I need You so much closer
For some reason, hopefully by conviction and Godly sorrow, the true work of grace in life, I feel so in need of Christ. Like life will truly fall apart without Him. He’s the only One I want to be holding onto, the only One that matters now, and when I say now, may I truly mean for all of eternity.
I need You so much closer, and nothing less than You. Nothing else will do.
I feel like I know what David was talking about when he was so emotional about his enemies being after him, that he truly needed God for protection. If he didn’t have God, it was so clear that he wasn’t going to make it through the day, and he counted it blessing every time he woke up, because that meant that God had preserved him in that time, had guarded his heart. I feel like there really is so much waiting to grasp at my life, to pull me down, and I want to make it clear – I need God. There’s nothing else I need, and I don’t even know how much I need Him.
A guy I met said that he didn’t think it should matter what people professed they believed – he thought what really mattered was what we do, and the way we live our lives. But if things are based on what we do, then why do we need God? If God only helps those who help themselves, if God only helps people who are pure and perfect or at least headed in the right direction with their desires and motives, then why do we need God?
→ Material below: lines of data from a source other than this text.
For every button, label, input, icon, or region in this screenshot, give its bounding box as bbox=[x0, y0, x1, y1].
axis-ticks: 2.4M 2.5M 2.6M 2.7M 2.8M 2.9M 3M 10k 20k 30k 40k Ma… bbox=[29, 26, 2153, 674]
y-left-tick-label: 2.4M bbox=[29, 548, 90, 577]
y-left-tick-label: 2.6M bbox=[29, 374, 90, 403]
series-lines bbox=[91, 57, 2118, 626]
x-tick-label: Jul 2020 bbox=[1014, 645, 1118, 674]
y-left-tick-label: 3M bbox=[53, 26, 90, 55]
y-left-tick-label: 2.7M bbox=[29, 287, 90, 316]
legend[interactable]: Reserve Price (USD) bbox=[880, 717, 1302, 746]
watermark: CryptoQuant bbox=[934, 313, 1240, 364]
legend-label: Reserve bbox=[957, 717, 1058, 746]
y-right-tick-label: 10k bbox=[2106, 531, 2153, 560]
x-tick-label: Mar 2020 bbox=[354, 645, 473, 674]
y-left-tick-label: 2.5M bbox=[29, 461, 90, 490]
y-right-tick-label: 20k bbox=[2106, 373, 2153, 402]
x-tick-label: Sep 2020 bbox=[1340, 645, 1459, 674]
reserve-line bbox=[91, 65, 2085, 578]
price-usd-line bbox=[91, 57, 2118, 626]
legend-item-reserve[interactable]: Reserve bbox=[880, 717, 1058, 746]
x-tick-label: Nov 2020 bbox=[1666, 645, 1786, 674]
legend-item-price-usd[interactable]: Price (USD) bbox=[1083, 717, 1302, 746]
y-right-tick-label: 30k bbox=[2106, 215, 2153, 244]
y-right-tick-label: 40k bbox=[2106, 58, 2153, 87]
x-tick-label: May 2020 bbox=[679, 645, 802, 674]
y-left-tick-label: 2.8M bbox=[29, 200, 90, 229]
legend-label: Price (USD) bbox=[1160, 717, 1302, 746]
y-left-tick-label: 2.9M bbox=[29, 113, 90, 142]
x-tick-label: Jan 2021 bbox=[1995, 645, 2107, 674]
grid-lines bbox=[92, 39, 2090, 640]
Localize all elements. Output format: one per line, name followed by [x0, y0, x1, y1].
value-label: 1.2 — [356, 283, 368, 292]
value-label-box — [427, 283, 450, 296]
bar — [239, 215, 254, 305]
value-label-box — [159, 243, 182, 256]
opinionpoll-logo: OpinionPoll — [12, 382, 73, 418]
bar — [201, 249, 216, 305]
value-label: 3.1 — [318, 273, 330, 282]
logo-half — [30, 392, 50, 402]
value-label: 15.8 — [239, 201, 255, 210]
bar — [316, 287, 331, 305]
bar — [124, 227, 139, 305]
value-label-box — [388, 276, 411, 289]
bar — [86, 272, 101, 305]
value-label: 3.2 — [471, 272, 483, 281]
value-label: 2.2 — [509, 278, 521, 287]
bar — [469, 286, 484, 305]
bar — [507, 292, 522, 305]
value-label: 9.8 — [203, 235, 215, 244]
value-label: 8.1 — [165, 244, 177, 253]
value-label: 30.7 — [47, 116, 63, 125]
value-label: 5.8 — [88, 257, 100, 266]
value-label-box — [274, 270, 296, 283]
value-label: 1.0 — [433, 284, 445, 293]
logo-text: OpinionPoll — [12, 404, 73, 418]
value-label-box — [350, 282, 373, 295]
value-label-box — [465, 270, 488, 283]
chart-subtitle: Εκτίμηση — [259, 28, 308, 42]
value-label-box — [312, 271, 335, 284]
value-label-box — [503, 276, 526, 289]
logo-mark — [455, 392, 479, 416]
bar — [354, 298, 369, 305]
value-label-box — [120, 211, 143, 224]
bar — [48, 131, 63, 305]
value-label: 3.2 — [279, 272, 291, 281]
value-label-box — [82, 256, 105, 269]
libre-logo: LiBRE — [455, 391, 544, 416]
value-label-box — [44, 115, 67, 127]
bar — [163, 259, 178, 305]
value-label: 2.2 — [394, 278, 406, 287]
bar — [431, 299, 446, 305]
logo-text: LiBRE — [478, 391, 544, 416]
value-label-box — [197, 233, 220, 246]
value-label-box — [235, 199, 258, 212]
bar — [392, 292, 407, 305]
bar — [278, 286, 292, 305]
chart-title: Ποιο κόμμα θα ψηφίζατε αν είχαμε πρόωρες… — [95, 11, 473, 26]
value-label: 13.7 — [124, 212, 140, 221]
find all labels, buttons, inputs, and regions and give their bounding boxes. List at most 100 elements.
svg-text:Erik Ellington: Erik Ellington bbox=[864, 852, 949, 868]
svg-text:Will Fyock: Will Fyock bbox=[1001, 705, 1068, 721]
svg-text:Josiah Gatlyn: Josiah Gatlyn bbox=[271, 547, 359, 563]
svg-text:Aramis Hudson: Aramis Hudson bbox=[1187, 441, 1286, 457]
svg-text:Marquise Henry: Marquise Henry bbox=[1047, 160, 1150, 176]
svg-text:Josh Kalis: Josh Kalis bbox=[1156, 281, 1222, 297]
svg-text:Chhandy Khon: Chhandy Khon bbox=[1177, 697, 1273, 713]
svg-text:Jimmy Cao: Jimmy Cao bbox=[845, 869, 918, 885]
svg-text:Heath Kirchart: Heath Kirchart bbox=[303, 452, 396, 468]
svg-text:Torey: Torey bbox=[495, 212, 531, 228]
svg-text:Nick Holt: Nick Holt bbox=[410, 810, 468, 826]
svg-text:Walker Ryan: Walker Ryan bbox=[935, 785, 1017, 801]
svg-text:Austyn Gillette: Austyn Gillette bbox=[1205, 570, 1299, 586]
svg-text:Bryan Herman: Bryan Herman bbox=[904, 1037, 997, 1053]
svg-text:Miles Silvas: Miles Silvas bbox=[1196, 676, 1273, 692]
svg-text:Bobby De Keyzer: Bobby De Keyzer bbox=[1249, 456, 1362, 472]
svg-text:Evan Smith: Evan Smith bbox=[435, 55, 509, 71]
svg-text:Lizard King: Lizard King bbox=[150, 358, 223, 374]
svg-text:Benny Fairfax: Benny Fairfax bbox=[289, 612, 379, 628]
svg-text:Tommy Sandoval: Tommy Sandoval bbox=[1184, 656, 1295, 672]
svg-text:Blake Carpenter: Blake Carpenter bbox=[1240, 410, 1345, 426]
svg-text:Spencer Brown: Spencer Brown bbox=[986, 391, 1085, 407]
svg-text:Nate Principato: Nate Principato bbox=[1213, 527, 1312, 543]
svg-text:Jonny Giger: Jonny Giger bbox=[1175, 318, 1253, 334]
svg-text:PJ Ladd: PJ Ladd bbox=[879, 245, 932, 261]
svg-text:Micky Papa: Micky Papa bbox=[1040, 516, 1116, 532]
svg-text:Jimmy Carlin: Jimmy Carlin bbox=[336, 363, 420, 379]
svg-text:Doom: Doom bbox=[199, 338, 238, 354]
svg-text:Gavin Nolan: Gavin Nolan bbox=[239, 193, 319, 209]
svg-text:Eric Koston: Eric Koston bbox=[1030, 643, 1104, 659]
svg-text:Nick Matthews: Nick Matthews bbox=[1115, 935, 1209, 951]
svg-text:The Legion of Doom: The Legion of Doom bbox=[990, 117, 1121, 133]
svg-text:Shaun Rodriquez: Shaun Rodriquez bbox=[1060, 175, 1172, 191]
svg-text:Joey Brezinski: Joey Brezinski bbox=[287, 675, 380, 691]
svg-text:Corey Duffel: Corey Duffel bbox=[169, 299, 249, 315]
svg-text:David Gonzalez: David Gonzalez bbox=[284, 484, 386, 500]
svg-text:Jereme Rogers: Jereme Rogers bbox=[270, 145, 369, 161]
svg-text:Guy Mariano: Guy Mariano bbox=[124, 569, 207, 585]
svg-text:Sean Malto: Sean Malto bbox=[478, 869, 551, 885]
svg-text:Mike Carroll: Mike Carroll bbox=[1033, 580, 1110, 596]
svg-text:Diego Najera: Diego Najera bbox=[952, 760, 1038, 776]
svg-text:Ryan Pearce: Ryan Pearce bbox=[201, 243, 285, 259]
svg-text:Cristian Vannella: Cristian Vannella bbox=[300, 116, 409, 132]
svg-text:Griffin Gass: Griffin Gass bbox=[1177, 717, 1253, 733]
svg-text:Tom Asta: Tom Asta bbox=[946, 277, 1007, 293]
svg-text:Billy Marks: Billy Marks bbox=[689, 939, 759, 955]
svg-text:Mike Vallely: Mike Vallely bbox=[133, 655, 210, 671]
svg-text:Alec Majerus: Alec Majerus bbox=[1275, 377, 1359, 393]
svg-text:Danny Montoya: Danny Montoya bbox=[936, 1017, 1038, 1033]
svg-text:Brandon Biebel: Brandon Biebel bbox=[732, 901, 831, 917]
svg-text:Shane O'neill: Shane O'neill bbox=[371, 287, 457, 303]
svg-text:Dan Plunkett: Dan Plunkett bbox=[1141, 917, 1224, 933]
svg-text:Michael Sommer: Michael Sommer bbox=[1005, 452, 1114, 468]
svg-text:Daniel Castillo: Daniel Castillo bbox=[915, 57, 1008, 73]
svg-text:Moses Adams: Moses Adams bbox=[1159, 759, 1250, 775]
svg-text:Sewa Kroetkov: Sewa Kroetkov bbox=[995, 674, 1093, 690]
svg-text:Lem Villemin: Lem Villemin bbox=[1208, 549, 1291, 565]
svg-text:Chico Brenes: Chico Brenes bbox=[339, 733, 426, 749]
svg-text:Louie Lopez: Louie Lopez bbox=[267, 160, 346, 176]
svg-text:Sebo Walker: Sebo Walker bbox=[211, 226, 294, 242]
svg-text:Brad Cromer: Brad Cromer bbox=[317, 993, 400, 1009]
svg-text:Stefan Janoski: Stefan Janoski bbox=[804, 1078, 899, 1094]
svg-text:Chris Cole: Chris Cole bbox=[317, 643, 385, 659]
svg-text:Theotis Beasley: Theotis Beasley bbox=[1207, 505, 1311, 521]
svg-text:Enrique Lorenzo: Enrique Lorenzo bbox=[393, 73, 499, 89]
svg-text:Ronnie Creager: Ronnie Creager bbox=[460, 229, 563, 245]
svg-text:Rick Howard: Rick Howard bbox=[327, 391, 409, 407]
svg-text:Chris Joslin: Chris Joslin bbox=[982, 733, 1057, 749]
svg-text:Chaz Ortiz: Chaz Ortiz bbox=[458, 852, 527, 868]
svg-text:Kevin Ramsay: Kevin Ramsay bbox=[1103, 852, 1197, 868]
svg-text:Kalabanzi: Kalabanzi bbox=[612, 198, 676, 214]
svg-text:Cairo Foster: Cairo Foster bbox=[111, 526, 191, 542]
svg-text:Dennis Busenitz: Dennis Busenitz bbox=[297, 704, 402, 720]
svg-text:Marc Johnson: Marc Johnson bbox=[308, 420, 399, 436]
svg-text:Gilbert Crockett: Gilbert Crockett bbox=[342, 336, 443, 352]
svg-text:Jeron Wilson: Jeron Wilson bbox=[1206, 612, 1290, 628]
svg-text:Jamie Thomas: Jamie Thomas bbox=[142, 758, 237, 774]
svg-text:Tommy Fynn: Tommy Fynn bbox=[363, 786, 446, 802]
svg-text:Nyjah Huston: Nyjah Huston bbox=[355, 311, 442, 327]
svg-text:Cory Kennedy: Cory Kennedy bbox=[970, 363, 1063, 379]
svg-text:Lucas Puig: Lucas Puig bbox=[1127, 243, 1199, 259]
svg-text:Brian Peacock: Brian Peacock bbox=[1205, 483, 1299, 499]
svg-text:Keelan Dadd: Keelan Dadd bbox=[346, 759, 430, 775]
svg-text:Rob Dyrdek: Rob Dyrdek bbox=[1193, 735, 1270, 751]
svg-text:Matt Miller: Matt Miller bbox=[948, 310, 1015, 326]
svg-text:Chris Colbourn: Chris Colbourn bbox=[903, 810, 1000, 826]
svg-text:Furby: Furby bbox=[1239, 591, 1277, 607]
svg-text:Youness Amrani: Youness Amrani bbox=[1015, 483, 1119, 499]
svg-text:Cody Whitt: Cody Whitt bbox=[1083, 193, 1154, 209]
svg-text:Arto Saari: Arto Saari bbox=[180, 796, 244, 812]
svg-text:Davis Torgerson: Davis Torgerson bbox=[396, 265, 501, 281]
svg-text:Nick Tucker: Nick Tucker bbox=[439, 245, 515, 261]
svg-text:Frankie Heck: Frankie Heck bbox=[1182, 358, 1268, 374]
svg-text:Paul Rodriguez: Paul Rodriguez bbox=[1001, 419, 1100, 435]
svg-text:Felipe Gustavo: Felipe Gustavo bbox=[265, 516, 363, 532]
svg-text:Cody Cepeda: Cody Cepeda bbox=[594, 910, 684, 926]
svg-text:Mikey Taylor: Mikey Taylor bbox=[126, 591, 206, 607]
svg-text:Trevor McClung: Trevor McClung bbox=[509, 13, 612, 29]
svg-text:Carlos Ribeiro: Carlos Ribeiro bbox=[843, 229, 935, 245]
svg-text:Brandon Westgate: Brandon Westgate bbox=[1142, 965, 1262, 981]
All of life boils down to needing God. All of life boils down to knowing God.
And perhaps it is this urgency, this actual weight on my heart that I can feel that will change the way I live. It seems as though it has been so long since I have truly needed God with my everything, when I truly let Him have me in the sense that I needed Him with everything. Every single part of me, every aspect of my life, needs Him or else I will fall to pieces. I don’t want to allow myself to fall to pieces. I don’t want to allow myself to fall away from this.
It seems so long since I cried to God. It seems so long since I lived like I need Him. The classes and days go by and I still try to save face, I allow myself to be consumed by pursuits for grades and girls and acceptance, and what do I really need? What am I saying that I need? May I say now that I need You so much closer.
Words can’t come close to say what You’ve given me, how in need of You I am. All I can do is hope to say it enough that it might begin to communicate such desperation, such radical dependence. Nothing else satisfies, no One else can redeem me from this cycle of worthless pursuit, this law of sin and death. Will I look back on my life and see that, throughout the years, I have piled up rubbish? Or will I look back and see that I lived in dangerous desperation, and God touched me and responded because there was nothing else that I was after… only Him.